Air Source Heat Pump Systems: Control Strategy Based on the Knowledge of the Time Evolution of the Electricity Price in the Italian Context
air-source heat pump, electricity price
Motivation: The transition toward a decentralized energy system and the increased generation of electricity from renewable energy sources, that have low predictability, obviously affects the management of the grid. One of the consequences to be expected is a larger variation of the electricity prices (according to the season and/or the time of the day) as a function of the availability of the renewable sources. When electric heat pumps are used for domestic space heating and cooling the total energy cost can then be reduced if the system is properly controlled. In particular, when the tariff is known in advance (and assuming that such varying cost is linked with the actual grid status), the optimal control of electric appliances such as heat pumps can contribute to reduce both the electricity grid imbalance and the final operating cost.
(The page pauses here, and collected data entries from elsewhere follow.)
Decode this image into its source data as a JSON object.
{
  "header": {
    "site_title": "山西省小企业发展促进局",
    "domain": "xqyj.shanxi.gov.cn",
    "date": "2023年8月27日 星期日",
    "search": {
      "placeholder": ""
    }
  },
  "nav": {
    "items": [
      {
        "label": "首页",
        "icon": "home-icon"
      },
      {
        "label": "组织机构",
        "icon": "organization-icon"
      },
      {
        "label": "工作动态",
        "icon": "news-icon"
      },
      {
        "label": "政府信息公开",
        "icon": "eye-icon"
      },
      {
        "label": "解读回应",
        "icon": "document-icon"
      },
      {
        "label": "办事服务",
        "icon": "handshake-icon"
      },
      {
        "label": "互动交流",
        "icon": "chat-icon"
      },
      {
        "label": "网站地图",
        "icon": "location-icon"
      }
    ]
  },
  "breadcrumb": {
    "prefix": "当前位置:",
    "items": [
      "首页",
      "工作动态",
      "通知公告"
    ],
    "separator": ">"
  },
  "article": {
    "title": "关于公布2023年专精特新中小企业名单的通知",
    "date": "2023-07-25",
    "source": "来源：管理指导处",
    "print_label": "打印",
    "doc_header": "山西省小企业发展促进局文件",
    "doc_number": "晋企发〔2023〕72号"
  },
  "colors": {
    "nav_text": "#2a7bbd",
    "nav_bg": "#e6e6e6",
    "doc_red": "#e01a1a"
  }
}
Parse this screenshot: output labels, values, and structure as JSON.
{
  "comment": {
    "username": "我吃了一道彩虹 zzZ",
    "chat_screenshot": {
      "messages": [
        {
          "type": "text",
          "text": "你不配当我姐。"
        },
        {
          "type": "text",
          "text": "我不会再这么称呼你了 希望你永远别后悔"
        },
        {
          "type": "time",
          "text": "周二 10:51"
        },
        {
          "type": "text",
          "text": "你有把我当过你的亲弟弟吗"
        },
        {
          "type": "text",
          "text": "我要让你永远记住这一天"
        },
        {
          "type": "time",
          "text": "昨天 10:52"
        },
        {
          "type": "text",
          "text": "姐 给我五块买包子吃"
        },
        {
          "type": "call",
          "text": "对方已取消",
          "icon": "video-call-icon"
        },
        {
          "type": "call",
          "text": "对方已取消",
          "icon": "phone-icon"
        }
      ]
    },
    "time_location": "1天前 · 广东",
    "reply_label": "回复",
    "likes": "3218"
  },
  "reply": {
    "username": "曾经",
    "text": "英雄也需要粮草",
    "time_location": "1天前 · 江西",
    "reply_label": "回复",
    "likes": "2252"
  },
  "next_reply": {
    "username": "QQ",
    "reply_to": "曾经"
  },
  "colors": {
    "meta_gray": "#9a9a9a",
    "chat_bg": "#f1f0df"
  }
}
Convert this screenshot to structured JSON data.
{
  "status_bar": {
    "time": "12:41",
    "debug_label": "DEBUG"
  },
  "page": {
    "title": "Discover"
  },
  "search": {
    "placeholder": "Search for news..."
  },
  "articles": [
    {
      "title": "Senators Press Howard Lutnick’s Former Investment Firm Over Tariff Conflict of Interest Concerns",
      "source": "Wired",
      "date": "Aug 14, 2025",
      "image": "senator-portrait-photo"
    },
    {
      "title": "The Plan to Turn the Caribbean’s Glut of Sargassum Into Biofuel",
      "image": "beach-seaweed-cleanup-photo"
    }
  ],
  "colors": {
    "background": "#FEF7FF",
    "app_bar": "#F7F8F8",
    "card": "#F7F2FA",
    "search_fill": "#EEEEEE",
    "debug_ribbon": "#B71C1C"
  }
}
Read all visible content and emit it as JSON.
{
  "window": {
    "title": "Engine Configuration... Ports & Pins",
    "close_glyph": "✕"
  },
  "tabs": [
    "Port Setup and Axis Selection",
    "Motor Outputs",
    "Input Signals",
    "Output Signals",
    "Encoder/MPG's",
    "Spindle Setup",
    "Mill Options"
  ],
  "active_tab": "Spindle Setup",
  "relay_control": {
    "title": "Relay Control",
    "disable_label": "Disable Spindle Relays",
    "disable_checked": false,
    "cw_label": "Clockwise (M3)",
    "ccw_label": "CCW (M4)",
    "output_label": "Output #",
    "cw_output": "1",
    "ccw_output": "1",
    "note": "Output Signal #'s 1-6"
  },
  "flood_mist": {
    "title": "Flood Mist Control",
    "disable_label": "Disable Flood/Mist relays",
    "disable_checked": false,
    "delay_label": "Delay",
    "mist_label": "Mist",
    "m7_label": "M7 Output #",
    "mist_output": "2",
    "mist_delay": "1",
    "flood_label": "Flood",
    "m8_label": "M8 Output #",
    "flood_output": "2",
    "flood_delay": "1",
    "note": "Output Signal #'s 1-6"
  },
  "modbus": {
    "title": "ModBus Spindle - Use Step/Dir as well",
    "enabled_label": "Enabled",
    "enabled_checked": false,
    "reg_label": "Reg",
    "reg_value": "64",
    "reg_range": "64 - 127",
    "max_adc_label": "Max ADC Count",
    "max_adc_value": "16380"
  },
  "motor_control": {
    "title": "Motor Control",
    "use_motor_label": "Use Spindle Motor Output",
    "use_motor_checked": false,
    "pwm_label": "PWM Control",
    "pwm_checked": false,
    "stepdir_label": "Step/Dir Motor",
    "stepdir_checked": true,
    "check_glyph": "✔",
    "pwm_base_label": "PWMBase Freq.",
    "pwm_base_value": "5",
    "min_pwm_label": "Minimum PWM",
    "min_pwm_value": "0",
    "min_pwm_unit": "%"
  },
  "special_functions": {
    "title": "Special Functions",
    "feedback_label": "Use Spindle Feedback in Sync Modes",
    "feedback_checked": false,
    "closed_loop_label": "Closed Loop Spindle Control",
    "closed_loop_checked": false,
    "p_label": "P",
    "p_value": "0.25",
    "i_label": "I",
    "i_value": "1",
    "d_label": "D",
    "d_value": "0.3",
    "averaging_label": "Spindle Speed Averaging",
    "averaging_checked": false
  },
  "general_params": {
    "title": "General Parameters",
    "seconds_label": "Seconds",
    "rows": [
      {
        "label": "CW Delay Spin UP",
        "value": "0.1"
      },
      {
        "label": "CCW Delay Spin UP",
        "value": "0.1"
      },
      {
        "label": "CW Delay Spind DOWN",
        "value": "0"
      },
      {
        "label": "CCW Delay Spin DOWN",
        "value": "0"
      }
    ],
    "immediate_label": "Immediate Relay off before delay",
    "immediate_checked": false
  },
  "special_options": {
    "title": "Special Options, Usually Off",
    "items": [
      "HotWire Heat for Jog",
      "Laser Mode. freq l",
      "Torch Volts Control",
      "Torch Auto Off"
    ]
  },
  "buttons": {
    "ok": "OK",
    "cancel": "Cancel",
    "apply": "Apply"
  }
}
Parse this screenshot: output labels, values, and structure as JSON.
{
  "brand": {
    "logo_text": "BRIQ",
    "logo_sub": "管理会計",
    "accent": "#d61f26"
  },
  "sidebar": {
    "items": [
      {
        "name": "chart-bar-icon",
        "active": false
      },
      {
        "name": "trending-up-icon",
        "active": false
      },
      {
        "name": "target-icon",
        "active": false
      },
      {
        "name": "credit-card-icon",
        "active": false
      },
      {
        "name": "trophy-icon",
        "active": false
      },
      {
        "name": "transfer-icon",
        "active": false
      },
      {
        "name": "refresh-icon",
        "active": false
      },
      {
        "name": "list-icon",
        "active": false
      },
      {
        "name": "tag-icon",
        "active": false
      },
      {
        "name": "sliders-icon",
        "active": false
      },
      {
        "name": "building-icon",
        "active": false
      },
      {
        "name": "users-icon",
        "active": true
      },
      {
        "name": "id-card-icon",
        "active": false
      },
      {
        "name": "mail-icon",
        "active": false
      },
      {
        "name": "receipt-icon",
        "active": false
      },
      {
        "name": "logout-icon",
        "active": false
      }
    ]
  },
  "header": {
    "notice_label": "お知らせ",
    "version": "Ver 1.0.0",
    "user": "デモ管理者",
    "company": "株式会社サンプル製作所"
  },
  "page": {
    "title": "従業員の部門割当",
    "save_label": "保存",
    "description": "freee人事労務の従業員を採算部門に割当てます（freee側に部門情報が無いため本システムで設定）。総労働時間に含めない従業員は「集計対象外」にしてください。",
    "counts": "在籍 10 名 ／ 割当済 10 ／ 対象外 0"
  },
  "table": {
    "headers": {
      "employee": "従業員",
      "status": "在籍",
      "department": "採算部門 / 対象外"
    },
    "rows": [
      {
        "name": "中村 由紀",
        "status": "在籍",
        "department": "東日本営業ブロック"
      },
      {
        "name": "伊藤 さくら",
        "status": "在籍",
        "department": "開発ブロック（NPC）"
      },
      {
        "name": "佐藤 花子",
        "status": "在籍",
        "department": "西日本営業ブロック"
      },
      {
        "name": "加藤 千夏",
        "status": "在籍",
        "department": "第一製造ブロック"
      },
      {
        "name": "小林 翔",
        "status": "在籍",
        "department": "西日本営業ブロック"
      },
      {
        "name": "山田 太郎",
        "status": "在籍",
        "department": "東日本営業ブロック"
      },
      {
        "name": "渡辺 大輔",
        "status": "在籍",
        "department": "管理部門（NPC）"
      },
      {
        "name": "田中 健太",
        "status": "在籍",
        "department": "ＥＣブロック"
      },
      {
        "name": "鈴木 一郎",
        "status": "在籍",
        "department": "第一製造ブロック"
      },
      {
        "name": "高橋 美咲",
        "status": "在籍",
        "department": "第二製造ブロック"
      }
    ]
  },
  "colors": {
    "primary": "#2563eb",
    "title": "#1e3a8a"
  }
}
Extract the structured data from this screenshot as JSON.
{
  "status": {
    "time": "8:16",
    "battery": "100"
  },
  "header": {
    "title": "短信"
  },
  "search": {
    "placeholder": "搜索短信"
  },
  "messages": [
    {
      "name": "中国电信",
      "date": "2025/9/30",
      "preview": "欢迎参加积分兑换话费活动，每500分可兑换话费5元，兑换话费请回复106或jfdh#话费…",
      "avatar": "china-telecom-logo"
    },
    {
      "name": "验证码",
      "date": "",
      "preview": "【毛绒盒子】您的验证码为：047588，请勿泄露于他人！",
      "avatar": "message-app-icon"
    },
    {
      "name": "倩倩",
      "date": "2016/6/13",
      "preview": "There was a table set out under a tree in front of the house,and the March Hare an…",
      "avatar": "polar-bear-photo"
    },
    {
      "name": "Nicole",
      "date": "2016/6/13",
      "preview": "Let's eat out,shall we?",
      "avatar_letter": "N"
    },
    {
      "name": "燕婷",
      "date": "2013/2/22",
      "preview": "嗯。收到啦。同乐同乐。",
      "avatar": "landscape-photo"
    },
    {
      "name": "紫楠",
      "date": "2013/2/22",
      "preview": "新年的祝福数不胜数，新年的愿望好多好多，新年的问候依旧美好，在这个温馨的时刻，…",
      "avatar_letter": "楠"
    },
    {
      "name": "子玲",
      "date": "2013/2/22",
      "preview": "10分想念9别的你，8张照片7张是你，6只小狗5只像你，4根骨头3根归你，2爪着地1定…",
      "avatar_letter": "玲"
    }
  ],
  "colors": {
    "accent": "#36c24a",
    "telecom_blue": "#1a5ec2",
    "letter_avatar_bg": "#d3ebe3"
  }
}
The pursuit of the best rates, however, can lead to problems in the HVAC system management (i.e. sub-optimal comfort conditions) especially when air source heat pumps are installed in high-performance buildings. What was done: In this study, different control algorithms based on the knowledge in advance of the cost of electricity are tested by means of a dynamic simulation code. Coupled dynamic simulations of a building and its HVAC system have been run considering the climate conditions of south Europe (Italy) and the Italian electricity tariffs for the year 2017. The analyzed control strategies are compared to each other and to the base-case without any predictive control. Expected benefits of what was done: The obtained results highlight the extent to which the applied algorithms induce cost savings and reduce the fluctuations of the power input into the grid.